Abstract: : Purpose: The interphotoreceptor matrix (IPM) serves important roles in retinal physiology yet less than a dozen IPM proteins have been documented to date. Additional proteins must function in this critical retinal extracellular matrix and we have initiated efforts to define the IPM proteome. Methods: Human IPM was isolated from dissected retina and posterior eye cup containing RPE by sequential rinses with PBS pH 7 and extractions with TBS at pH 8. Four IPM fractions were obtained: 1) the retina rinse and 2) the eye cup/RPE rinse containing readily soluble IPM components; 3) the retina extraction and 4) eye cup/RPE extraction containing less soluble IPM components.
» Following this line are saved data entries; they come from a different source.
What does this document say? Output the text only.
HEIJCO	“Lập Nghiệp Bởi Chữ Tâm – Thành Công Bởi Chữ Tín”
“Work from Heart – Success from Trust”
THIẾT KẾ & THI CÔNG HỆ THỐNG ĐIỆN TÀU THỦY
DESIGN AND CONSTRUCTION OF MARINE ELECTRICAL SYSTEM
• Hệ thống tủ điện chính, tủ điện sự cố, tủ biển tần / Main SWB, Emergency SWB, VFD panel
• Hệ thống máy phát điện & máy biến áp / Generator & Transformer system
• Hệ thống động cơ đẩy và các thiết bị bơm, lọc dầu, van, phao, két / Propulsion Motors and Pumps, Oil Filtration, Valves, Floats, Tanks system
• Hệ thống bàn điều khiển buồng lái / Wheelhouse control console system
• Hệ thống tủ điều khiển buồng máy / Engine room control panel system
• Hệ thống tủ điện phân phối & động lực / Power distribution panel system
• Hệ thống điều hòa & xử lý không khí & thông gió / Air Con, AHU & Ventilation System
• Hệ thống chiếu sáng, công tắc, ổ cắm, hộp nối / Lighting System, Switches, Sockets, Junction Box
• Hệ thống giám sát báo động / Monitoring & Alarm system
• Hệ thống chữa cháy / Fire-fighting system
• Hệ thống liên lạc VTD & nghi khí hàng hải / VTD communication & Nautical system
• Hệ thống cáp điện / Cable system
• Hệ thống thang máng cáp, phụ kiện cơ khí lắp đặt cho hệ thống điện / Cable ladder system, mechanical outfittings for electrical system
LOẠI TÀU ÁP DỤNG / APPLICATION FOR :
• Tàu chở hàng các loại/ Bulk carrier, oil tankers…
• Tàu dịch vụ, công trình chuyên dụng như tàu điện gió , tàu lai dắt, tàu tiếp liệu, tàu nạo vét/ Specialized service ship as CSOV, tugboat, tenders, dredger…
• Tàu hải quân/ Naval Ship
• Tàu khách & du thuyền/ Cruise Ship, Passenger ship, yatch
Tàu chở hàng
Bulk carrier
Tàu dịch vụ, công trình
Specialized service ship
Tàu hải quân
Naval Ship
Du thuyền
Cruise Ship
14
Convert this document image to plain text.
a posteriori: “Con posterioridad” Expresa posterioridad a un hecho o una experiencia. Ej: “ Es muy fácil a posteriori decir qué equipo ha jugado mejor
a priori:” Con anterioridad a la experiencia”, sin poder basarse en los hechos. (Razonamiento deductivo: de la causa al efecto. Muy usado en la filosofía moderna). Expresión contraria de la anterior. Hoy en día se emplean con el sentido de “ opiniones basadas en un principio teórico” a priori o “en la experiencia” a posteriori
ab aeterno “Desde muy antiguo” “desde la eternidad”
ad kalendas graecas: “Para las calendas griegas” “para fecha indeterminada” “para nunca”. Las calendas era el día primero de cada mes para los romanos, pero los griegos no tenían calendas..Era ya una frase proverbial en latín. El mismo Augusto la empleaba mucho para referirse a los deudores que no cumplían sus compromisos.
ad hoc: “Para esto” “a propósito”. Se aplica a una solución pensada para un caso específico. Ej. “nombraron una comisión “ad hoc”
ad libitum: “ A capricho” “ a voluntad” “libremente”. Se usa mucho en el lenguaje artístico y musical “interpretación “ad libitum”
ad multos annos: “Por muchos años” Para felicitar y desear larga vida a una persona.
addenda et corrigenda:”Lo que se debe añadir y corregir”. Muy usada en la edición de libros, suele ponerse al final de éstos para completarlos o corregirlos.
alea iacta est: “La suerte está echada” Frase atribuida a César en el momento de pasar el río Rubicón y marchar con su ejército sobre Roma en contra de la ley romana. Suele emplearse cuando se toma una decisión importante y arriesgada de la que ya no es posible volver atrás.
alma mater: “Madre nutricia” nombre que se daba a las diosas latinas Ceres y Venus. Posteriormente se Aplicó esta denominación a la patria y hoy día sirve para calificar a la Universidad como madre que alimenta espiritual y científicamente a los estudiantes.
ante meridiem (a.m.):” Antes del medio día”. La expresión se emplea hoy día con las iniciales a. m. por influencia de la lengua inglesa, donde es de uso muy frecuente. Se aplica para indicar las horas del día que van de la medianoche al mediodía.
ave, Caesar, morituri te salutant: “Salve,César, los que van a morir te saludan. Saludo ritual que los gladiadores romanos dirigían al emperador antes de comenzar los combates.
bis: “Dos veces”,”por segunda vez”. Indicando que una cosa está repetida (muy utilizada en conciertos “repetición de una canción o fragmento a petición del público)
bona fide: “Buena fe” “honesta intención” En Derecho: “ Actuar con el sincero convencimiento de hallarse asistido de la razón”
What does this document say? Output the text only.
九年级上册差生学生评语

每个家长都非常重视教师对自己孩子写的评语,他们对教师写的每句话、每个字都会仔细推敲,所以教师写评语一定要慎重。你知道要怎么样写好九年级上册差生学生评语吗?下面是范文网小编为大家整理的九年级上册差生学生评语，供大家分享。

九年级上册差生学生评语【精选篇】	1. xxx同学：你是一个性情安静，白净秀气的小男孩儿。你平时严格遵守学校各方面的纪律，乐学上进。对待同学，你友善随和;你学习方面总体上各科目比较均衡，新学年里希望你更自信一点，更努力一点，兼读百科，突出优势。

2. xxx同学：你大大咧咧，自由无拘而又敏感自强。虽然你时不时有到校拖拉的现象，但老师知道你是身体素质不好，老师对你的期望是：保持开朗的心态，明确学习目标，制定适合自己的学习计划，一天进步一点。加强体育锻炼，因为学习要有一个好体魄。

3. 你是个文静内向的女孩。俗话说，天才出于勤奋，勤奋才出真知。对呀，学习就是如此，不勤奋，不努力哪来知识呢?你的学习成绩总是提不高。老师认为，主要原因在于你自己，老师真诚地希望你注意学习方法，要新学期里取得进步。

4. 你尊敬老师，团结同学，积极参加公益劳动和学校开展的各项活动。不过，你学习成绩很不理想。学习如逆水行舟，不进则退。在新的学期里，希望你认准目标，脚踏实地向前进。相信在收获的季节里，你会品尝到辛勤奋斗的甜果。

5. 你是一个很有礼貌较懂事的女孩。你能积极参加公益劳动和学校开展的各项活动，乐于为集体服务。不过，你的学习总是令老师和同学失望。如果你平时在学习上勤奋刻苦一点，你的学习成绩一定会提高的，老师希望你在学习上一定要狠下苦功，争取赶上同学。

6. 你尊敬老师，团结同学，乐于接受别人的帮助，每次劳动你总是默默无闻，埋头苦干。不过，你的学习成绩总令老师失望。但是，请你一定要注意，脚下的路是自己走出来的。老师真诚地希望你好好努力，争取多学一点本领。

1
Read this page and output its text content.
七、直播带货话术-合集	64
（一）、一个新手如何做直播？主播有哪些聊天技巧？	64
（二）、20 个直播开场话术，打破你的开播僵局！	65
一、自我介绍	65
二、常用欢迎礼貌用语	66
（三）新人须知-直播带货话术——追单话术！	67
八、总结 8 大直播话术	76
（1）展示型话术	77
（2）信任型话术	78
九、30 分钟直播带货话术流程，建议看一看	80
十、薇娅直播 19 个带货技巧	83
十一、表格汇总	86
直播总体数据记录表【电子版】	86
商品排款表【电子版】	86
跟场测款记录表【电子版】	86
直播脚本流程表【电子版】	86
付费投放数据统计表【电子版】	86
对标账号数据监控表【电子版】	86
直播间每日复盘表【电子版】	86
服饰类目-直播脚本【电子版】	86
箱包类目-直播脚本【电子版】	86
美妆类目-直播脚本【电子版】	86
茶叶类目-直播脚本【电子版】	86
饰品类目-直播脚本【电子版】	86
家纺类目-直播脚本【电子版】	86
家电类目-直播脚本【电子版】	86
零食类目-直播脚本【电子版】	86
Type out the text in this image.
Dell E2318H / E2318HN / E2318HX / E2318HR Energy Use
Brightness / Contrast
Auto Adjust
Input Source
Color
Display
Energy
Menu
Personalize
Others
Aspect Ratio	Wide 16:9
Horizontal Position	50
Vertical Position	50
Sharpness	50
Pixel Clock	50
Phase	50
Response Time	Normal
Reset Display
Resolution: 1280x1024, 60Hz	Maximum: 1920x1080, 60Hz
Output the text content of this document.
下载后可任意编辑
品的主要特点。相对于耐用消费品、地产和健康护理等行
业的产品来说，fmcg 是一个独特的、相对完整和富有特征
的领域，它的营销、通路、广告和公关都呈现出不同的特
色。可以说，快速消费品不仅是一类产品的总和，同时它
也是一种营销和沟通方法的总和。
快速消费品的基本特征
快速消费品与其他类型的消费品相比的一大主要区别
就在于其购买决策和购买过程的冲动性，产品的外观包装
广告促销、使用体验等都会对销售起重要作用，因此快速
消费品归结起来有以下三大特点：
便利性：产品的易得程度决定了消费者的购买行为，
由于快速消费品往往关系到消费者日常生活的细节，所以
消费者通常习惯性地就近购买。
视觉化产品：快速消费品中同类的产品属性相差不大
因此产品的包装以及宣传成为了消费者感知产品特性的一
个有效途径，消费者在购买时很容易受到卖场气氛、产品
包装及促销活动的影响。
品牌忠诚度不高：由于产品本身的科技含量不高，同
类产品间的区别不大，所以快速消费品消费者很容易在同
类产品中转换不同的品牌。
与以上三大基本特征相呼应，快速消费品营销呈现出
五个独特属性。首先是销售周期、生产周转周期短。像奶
Extracted IPM samples were digested with Chondroitinase ACII to remove chondroitin sulfate-type GAGs from proteoglycans. Proteins were separated by SDS-PAGE, excised from the gel, digested in situ with trypsin and identified by LC MS/MS sequence analysis using Swiss Pro and NCBI databases. Results: Over 100 different proteins have been identified from initial analyses of the IPM, including interphotoreceptor retinoid-binding protein, SPACR and SPACRCAN. Particularly striking is the number of hypothetical and unknown proteins, accounting for about 15% of these initial protein identifications. Conclusions: Proteomic methods are revealing the identity of proteins in the IPM. Hypothetical and unknown proteins may be possible candidate genes for inherited retinal disease. Complete definition of the IPM proteome will lead to a better understanding of the molecular interactions taking place in this important compartment supporting photoreceptor and RPE functions.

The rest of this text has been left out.